Tekirdağ’ın Çorlu İlçesinde Ak Parti İlçe
danışma toplantısında konuşan,
Ulaştırma Denizcilik ve
Haberleşme Bakanı Ahmet Arslan; “Bırakın onlar gibi, FETÖ gibi, PKK gibi, DAEŞ
gibi karşımıza hangi hainler çıkarsa çıksın, bu yoldan geri dönüş yok,
Cumhuriyetle yönetiliyoruz, rejimin adı belli ama vesayet rejiminden kurtulmak
istiyoruz. Bunun içinde Referandumda Evet diyoruz” dedi. AK Parti Çorlu İlçe
Teşkilatı’nın 2017 yılı ilk Mahalle Danışma Toplantısı, Ulaştırma, Denizcilik
ve Haberleşme Bakanı Ahmet Arslan’ın da katılımı ile gerçekleştirildi.

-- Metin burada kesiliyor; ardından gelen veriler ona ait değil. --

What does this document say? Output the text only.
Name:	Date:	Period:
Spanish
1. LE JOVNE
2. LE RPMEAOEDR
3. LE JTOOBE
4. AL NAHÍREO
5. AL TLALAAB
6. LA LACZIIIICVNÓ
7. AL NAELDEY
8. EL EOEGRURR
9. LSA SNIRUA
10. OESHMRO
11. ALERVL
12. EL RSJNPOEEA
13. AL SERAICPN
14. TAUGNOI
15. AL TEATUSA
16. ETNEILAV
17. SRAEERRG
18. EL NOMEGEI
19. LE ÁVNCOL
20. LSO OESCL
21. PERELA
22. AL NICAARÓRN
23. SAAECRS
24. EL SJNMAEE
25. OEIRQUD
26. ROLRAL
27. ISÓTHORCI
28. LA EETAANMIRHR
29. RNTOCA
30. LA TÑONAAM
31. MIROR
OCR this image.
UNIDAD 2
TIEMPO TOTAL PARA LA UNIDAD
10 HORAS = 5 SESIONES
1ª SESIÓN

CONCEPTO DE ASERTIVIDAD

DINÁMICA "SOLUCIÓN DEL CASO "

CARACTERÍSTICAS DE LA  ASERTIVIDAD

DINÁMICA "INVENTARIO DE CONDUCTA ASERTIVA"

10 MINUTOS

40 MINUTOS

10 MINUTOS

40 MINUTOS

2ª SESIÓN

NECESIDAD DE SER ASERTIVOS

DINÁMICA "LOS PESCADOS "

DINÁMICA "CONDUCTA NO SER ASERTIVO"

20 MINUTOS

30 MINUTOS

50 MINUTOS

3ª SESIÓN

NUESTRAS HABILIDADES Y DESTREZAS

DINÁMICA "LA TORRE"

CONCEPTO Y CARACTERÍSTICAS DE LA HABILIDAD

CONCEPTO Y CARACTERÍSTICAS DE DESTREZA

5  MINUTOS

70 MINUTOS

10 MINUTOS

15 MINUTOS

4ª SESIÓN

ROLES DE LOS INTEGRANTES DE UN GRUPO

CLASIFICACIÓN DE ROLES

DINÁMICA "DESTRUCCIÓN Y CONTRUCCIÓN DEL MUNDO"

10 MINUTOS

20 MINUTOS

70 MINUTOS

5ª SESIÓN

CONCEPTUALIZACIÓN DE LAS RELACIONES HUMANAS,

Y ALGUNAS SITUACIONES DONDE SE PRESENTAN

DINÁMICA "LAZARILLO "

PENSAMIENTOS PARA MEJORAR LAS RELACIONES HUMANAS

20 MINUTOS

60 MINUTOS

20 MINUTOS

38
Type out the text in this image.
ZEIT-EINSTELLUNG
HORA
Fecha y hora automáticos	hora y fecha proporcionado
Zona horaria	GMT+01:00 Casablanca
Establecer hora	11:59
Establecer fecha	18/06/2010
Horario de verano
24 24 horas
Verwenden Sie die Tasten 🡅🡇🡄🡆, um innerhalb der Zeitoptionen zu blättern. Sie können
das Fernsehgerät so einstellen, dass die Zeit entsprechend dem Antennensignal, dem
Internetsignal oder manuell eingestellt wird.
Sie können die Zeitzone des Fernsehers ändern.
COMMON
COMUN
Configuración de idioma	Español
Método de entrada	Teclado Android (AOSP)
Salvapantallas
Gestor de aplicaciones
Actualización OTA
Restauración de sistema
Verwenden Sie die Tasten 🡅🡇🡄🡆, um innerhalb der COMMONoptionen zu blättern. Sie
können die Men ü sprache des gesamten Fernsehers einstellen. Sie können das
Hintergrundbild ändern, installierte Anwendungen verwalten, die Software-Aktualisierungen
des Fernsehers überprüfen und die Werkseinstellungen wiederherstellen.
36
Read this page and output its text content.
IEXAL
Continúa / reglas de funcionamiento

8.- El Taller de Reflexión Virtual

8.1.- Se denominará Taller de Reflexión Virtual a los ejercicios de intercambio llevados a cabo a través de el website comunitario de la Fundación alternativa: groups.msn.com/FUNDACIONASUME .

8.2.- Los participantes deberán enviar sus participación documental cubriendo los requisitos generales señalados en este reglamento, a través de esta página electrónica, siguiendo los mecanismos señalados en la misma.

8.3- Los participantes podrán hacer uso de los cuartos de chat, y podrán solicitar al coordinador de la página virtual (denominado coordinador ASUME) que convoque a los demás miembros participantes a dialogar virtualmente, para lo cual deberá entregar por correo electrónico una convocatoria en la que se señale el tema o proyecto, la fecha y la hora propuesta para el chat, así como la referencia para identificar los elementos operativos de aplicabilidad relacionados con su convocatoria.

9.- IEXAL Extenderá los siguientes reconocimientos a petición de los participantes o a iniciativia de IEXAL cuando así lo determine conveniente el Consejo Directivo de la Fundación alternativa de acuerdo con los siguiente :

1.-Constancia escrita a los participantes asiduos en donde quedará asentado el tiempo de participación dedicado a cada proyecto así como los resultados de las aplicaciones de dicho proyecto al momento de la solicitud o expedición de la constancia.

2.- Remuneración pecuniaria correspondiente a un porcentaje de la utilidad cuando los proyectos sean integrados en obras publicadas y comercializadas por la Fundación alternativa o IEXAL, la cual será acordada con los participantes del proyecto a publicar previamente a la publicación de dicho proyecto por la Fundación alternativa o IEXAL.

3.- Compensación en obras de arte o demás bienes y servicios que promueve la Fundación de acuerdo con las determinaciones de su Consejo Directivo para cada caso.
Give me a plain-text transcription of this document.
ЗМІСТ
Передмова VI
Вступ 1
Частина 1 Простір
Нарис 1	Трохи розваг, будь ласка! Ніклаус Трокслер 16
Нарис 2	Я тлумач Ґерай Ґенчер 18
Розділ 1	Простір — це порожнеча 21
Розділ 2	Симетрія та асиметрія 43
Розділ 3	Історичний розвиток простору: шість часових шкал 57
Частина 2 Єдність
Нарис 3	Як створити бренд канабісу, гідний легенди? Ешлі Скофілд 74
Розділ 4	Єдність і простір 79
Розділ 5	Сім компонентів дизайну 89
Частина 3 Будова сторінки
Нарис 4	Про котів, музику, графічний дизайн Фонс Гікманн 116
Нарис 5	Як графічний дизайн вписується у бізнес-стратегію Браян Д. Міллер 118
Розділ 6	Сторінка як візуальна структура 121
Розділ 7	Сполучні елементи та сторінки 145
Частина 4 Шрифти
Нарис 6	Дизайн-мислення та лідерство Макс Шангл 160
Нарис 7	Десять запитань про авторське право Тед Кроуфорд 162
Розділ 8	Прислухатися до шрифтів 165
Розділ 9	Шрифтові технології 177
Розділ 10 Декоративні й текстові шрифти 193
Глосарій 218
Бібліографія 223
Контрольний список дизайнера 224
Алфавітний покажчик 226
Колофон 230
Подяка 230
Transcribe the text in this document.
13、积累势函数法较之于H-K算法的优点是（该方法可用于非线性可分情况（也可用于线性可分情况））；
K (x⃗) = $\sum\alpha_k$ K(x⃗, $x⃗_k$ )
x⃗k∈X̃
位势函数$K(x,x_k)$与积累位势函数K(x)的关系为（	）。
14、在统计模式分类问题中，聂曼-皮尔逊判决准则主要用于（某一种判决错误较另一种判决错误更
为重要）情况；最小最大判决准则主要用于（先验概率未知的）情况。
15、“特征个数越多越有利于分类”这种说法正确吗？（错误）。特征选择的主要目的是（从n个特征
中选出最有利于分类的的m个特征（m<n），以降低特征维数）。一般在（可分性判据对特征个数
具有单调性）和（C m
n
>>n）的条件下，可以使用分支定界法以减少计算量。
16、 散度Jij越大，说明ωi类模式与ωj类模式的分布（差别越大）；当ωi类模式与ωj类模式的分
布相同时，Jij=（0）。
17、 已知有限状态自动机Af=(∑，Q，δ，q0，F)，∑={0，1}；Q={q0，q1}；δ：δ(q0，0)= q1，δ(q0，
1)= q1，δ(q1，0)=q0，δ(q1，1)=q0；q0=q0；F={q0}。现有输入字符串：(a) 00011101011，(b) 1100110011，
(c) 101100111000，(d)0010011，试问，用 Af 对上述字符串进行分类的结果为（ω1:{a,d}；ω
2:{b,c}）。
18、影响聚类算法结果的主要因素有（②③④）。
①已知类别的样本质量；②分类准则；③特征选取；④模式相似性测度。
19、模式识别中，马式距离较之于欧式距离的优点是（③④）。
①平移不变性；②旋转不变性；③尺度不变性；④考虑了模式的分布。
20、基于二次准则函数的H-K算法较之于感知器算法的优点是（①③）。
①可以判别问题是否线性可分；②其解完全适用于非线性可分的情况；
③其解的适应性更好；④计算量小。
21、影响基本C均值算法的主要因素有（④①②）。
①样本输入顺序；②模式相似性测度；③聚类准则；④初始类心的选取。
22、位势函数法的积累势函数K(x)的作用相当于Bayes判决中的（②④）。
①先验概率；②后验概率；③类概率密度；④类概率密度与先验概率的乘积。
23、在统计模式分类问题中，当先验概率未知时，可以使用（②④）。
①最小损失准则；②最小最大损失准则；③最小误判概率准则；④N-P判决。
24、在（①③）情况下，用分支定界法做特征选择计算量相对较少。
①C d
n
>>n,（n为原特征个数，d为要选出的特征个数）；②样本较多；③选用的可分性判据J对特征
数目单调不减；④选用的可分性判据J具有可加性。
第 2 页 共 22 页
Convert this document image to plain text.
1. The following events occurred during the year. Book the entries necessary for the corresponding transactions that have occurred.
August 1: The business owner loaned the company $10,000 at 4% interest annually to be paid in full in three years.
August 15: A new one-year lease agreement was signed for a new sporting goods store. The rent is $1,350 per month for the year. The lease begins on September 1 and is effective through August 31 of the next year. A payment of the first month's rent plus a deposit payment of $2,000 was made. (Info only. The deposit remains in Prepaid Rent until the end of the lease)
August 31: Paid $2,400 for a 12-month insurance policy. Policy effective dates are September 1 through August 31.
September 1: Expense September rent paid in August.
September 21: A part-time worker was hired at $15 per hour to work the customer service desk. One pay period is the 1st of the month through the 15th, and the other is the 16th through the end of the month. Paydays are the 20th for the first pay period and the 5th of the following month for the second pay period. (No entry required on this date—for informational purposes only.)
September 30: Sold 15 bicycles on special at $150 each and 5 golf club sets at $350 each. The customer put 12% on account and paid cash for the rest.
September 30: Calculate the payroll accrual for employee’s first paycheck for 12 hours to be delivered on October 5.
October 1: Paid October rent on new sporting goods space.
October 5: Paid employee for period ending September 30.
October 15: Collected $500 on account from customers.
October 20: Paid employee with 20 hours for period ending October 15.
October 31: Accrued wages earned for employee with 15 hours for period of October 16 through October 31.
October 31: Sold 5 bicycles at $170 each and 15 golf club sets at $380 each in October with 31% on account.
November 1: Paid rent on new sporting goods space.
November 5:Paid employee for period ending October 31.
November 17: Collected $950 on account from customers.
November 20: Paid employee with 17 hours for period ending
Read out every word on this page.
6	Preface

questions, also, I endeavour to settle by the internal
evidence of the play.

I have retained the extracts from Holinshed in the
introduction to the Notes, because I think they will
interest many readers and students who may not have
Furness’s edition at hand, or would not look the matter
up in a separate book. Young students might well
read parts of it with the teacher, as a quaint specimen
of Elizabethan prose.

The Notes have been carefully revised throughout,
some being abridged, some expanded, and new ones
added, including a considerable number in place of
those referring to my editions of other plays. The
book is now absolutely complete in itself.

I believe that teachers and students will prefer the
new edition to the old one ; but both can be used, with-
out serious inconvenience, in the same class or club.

AK Parti Çorlu İlçe Teşkilatı, 2017 yılı ilk
Mahalle Danışma Toplantısını Kemalettin Mahallesi’nde düzenledi. Çorlu Atatürk
Kültür Merkezinde gerçekleştirilen programa Ulaştırma, Denizcilik ve Haberleşme
Bakanı Ahmet Arslan da katılım sağladı. Saygı duruşu ve İstiklal Marşı’nın
okunmasıyla başlayan programın açılış konuşması AK Parti Çorlu İlçe Başkanı
Kerim Atalay tarafından gerçekleştirildi. Atalay konuşmasında Türkiye’nin önünü
kesmek için FETÖ, PKK, DAEŞ gibi örgütlerin taşeron olarak kullanıldığına vurgu
yaptı. Atalay, “Bu dış güçler ülkemize üstü kapalı savaş ilan etmiş
durumdadırlar. İçinden geçtiğimiz dönem en az Kurtuluş Savaşı kadar önemli bir
dönemdir. Sizler bunu kritik dönemde kutlu davaya sahip çıkıyorsunuz. Sizler
sadece siyaset yapmıyorsunuz. Aynı zamanda vatan müdafaası, millet müdafaası,
devlet bekası için, ezanımız dinmesin, bayrağımız inmesin diye göstermiş
olduğunuz azim ve kararlılıkla adeta destan yazıyorsunuz. Bu destanın
kahramanları bu salonu hınca hınç dolduran sizlersiniz yani bizleriz. İşte bu
yüzden irademiz çelik gibi, azmimiz ve kararlılığımız kesindir. Bu ülkede MİT
krizi ile devleti teslim almaya çalıştılar. Bu ülkede Gezi olayları ile yargı
darbesi yapmaya çalıştılar. En son 15 Temmuz sürecinde ellerini kana buladılar.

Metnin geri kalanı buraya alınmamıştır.